Hangi memlekete yakınsa
Sahih-i Müslim ile Sahih-i Buhari’nin ittifakla Ebu Said el Huduri’den rivayet ettikleri bir hadiste Allah’ın Resulü buyuruyor:
” Sizden evvel, geçmiş milletlerin içinde bir kişi vardı. Bu kişi doksan dokuz kişiyi öldürmüştü. Bu katil yer yüzünün en alim kişisini sordu. Kendisine bir abid (ibadete düşkün , çokça ibadet eden) gösterildi. Katili abidin yanına vardı ve dedi ki:
” Ben doksan dokuz nefis öldürmüşüm! Acaba tövbe edersem kabul olunur mu?”
Abid.
” Hayır! Kabul olunmaz!” dedi.
Katil, bunun üzerine abidi de öldürdü ve böylece öldürülenler yüze çıktı. Sonra yeryüzünün en alimi sordu. Alim bir kişiye gönderildi. O alim kişiye dedi ki:
” Ben yüz kişi öldürmüşüm. Acaba tövbe edebilir miyim?”
Alim kişi:
” Evet! Tövbe edebilirsin. Seninle tövbe arasına kim girebilir? Şu memlekete git. Orada Allah-ü Tela’ya ibadet eden bir takım insanlar vardır. Onlarla beraber, Allah’a ibadet et! Sakın memleketine dönme. Çünkü memleketin kötülük memleketidir,” dedi.

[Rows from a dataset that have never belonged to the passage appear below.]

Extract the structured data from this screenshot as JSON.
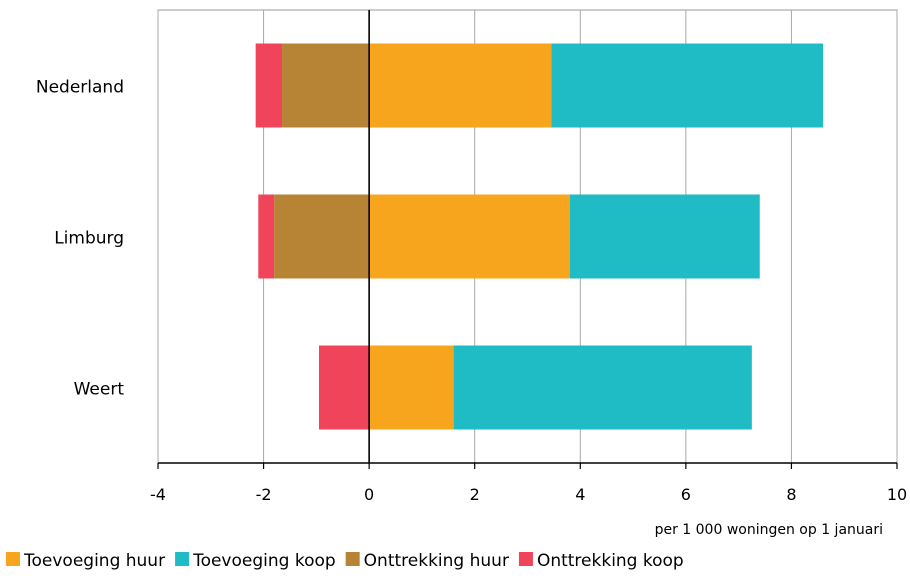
{
  "chart_data": {
    "type": "bar",
    "orientation": "horizontal",
    "stacked": true,
    "title": "",
    "xlabel": "per 1 000 woningen op 1 januari",
    "ylabel": "",
    "xlim": [
      -4,
      10
    ],
    "xticks": [
      -4,
      -2,
      0,
      2,
      4,
      6,
      8,
      10
    ],
    "xtick_labels": [
      "-4",
      "-2",
      "0",
      "2",
      "4",
      "6",
      "8",
      "10"
    ],
    "grid": "vertical",
    "legend_position": "bottom",
    "categories": [
      "Nederland",
      "Limburg",
      "Weert"
    ],
    "series": [
      {
        "name": "Toevoeging huur",
        "color": "#f7a51d",
        "values": [
          3.45,
          3.8,
          1.6
        ]
      },
      {
        "name": "Toevoeging koop",
        "color": "#1fbcc6",
        "values": [
          5.15,
          3.6,
          5.65
        ]
      },
      {
        "name": "Onttrekking huur",
        "color": "#b68434",
        "values": [
          -1.65,
          -1.8,
          0
        ]
      },
      {
        "name": "Onttrekking koop",
        "color": "#ef4459",
        "values": [
          -0.5,
          -0.3,
          -0.95
        ]
      }
    ]
  }
}
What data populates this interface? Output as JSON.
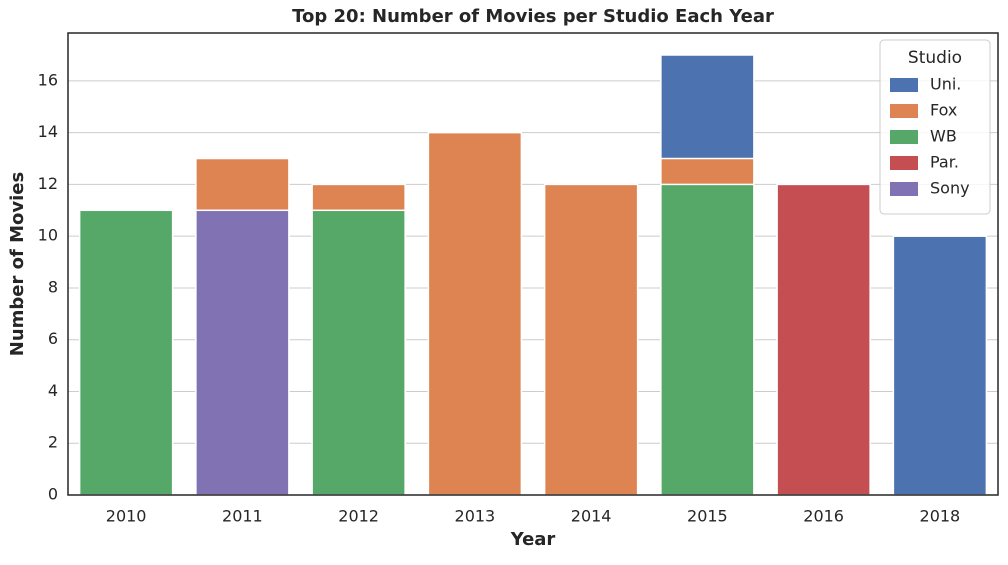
{
  "chart_data": {
    "type": "bar",
    "title": "Top 20: Number of Movies per Studio Each Year",
    "xlabel": "Year",
    "ylabel": "Number of Movies",
    "categories": [
      "2010",
      "2011",
      "2012",
      "2013",
      "2014",
      "2015",
      "2016",
      "2018"
    ],
    "series": [
      {
        "name": "Uni.",
        "color": "#4c72b0",
        "values": [
          null,
          null,
          null,
          null,
          null,
          17,
          null,
          10
        ]
      },
      {
        "name": "Fox",
        "color": "#dd8452",
        "values": [
          null,
          13,
          12,
          14,
          12,
          13,
          null,
          null
        ]
      },
      {
        "name": "WB",
        "color": "#55a868",
        "values": [
          11,
          null,
          11,
          null,
          null,
          12,
          null,
          null
        ]
      },
      {
        "name": "Par.",
        "color": "#c44e52",
        "values": [
          null,
          null,
          null,
          null,
          null,
          null,
          12,
          null
        ]
      },
      {
        "name": "Sony",
        "color": "#8172b3",
        "values": [
          null,
          11,
          null,
          null,
          null,
          null,
          null,
          null
        ]
      }
    ],
    "ylim": [
      0,
      17.85
    ],
    "yticks": [
      0,
      2,
      4,
      6,
      8,
      10,
      12,
      14,
      16
    ],
    "grid": true,
    "legend_title": "Studio",
    "legend_position": "upper right"
  }
}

Bu söz üzerine, katil, alimin yanından ayrıldı. Yolun yarısına geldiğinde ölüm meleği yakasına yapıştı ve öldü. Bu manzara karşısında rahmet ile azap melekleri bunun hakkında tartıştılar ve mücadele ettiler. Rahmet melekleri, “tövbe ettiği ve kalbiyle Allah’a (c.c.) yöneldiği halde geldi,” dediler. Azap melekleri, ” o hayatında hiçbir defa hayır işlememiştir,” dediler. Bunun üzerine Beni Adem suretinde bir melek onların yanına vardı ve o meleği aralarında hakem yaptılar. O hakem dedi ki:
” İki memleketin arasını ölçünüz! Hangisi daha yakın ise, o memleketin malıdır!”
Bunun üzerine melekler, esas memleketi ile ibadet yapmak üzere gittiği memleketi ölçtüler. Gördüler ki, kast ettiği memlekete daha yakındır. Bunun üzerine rahmet melekleri onu alıp götürdüler.